CogSimulator: A Model for Simulating User Cognition & Behavior with Minimal Data for Tailored Cognitive Enhancement
Weizhen Bian, Yubo Zhou, Yuanhang Luo, Ming Mo, Siyan Liu, Yikai Gong, Renjie Wan, Ziyuan Luo, Aobo Wang
TL;DR
CogSimulator addresses the challenge of modeling user cognition for tailored educational games using minimal data. It combines a sampling-based simulator with Markov-Chain–Monte-Carlo–style parameter fitting, optimized by Coordinate Search and assessed via the Wasserstein-1 distance $W_1$, to predict word difficulty and generates distributions of user guesses. Empirical results on Wordle using a Wordle Stats 2022 dataset and a Google Books Ngram-based word dictionary show CogSimulator achieving higher accuracy and lower mean squared error than several baselines, demonstrating data-efficient prediction of cognitive difficulty and trial distributions.

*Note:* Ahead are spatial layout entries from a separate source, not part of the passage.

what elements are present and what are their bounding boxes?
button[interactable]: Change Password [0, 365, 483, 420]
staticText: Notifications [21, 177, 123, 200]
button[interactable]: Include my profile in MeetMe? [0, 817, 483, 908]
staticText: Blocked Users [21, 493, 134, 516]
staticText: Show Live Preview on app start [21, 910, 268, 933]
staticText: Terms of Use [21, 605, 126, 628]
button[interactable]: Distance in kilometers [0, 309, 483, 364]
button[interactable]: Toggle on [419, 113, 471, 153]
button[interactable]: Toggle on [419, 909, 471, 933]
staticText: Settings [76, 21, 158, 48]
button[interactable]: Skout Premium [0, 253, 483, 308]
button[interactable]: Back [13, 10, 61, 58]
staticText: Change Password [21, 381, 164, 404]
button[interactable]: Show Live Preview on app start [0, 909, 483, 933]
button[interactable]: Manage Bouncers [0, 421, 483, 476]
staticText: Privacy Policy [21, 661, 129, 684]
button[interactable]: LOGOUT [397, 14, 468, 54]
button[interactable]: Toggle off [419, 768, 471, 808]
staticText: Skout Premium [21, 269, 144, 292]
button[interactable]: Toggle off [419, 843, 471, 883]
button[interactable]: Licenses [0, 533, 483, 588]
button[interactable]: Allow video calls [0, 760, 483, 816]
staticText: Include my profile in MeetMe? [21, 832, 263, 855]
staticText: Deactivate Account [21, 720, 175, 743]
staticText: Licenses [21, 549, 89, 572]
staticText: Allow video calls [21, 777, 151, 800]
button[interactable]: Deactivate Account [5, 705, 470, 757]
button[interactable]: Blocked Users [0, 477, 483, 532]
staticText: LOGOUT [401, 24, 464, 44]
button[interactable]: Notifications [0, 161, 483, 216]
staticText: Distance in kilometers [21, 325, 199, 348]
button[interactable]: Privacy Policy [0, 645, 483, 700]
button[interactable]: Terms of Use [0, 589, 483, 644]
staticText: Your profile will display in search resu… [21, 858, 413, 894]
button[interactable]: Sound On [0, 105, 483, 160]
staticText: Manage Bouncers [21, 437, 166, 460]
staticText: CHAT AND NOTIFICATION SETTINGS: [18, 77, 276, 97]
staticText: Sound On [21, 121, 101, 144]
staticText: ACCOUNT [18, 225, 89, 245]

The work offers a practical, generalizable tool for adaptive game design in niche or new educational games, with future potential to incorporate player profiling and dynamic reward mechanisms to further enhance cognitive training outcomes.
Abstract
The interplay between cognition and gaming, notably through educational games enhancing cognitive skills, has garnered significant attention in recent years. This research introduces the CogSimulator, a novel algorithm for simulating user cognition in small-group settings with minimal data, as the educational game Wordle exemplifies. The CogSimulator employs Wasserstein-1 distance and coordinates search optimization for hyperparameter tuning, enabling precise few-shot predictions in new game scenarios. Comparative experiments with the Wordle dataset illustrate that our model surpasses most conventional machine learning models in mean Wasserstein-1 distance, mean squared error, and mean accuracy, showcasing its efficacy in cognitive enhancement through tailored game design.